Multi-output Gaussian process regression
December 2, 2020 — November 26, 2021
Multi-task learning in GP regression assumes the model is distributed as a multivariate Gaussian process.
WARNING: Under heavy construction ATM; and makes no sense.
My favourite introduction is by Eric Perim, Wessel Bruinsma, and Will Tebbutt, in a series of blog posts spun off a paper (Bruinsma et al. 2020) which attempts to unify various approaches to defining vector GP processes, and thereby derive an efficient method incorporating good features of all of them. A unifying approach feels necessary; there is a lot of terminology going on.
- Gaussian Processes: from one to many outputs
- Scaling multi-output Gaussian process models with exact inference
- Implementing a scalable multi-output GP model with exact inference
Now that I have this tool I am going to summarize it for myself to get a better understanding. It will probably supplant some of the older material below, and maybe also some of the GP factoring material.
To define in their terms: Co-regionalization…
The essential insight is that in practice we probably assume a low-rank structure (to be defined) for the cross-covariance matrix, which will mean that it is some kind of linear mixing of scalar GPs. And there are only so many ways that can be done, as summarised in their diagram:
We could of course assume non-linear mixing, but then we are doing some other things, perhaps variational autoencoding or Deep GPs.
1 Tooling
Most of the GP toolkits do multi-output as well.

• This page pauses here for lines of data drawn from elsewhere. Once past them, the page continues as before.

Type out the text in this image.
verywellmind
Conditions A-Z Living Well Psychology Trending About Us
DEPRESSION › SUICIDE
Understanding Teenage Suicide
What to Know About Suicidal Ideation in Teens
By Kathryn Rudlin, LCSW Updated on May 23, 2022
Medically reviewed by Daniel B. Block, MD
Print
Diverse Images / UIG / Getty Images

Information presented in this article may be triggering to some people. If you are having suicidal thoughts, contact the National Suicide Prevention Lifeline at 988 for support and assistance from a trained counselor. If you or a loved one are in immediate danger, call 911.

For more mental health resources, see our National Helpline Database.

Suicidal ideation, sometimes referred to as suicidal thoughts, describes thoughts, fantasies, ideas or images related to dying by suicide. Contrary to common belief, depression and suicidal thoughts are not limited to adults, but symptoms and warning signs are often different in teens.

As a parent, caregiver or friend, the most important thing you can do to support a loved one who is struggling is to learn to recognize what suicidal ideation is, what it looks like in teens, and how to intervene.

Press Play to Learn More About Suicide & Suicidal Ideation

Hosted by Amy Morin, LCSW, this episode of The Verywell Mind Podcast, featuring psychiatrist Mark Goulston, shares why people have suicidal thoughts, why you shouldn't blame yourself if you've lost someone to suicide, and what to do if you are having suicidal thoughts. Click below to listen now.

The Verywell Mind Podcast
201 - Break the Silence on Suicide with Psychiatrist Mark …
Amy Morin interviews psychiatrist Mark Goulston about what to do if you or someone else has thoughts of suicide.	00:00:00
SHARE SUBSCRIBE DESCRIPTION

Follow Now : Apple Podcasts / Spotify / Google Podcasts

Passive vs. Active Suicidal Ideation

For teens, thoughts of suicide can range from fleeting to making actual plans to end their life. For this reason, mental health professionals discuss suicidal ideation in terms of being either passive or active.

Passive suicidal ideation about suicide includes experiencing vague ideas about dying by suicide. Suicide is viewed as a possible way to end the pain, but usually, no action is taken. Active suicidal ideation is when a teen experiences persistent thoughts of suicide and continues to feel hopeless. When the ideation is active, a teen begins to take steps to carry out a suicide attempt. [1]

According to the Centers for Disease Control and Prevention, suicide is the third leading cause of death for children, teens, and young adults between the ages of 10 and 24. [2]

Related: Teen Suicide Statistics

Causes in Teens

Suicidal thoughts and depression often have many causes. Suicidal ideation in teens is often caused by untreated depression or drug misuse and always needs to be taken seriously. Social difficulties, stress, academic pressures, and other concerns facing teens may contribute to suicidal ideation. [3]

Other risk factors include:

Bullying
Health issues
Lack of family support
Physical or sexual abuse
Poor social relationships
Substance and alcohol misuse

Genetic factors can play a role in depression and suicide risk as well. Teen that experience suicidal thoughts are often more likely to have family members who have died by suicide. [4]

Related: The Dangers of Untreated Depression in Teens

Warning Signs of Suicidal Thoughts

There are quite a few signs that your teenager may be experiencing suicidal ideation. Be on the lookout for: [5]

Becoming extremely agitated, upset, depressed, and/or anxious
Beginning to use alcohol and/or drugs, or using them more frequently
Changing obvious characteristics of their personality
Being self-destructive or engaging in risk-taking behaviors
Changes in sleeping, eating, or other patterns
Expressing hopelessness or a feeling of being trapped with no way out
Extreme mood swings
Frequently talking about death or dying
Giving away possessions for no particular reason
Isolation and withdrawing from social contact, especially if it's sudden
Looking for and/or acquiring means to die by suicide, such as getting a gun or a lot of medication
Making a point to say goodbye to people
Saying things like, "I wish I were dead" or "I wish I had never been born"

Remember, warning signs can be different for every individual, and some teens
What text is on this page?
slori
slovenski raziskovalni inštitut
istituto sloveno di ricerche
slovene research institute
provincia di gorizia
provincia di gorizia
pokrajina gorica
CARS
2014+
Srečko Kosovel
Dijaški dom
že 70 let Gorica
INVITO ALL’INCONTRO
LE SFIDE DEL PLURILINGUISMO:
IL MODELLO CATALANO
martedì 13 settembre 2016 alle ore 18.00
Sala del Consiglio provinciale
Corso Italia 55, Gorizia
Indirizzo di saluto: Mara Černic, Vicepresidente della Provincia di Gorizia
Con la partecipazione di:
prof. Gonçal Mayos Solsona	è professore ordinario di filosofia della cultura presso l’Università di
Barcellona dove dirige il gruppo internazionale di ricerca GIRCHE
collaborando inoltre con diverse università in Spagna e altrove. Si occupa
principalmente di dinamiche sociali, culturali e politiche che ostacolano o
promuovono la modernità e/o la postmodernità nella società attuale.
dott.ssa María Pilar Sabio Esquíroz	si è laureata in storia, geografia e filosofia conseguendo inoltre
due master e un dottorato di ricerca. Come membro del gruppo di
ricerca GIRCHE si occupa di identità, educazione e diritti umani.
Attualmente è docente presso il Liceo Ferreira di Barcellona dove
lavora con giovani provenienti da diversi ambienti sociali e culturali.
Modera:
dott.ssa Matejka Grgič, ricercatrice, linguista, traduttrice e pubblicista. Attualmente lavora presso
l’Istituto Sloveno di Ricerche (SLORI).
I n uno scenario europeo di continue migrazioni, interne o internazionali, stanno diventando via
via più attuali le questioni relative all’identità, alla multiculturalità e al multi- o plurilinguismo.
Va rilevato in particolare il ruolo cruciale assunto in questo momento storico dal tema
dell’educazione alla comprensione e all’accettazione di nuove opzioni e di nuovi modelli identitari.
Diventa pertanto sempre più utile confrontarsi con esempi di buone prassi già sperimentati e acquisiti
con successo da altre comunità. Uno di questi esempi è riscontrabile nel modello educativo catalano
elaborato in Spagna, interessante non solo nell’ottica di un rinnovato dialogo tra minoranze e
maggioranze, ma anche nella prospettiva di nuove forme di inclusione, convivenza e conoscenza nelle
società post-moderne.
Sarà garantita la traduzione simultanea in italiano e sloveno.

Here is one with some interesting documentation.
- GAMES-UChile/mogptk: Multi-Output Gaussian Process Toolkit
- mogptk/00_Quick_Start.ipynb at master · GAMES-UChile/mogptk
This repository provides a toolkit to perform multi-output GP regression with kernels that are designed to utilize correlation information among channels in order to better model signals. The toolkit is mainly targeted to time-series, and includes plotting functions for the case of single input with multiple outputs (time series with several channels).
The main kernel corresponds to Multi Output Spectral Mixture Kernel, which correlates every pair of data points (irrespective of their channel of origin) to model the signals. This kernel is specified in detail in Parra and Tobar (2017).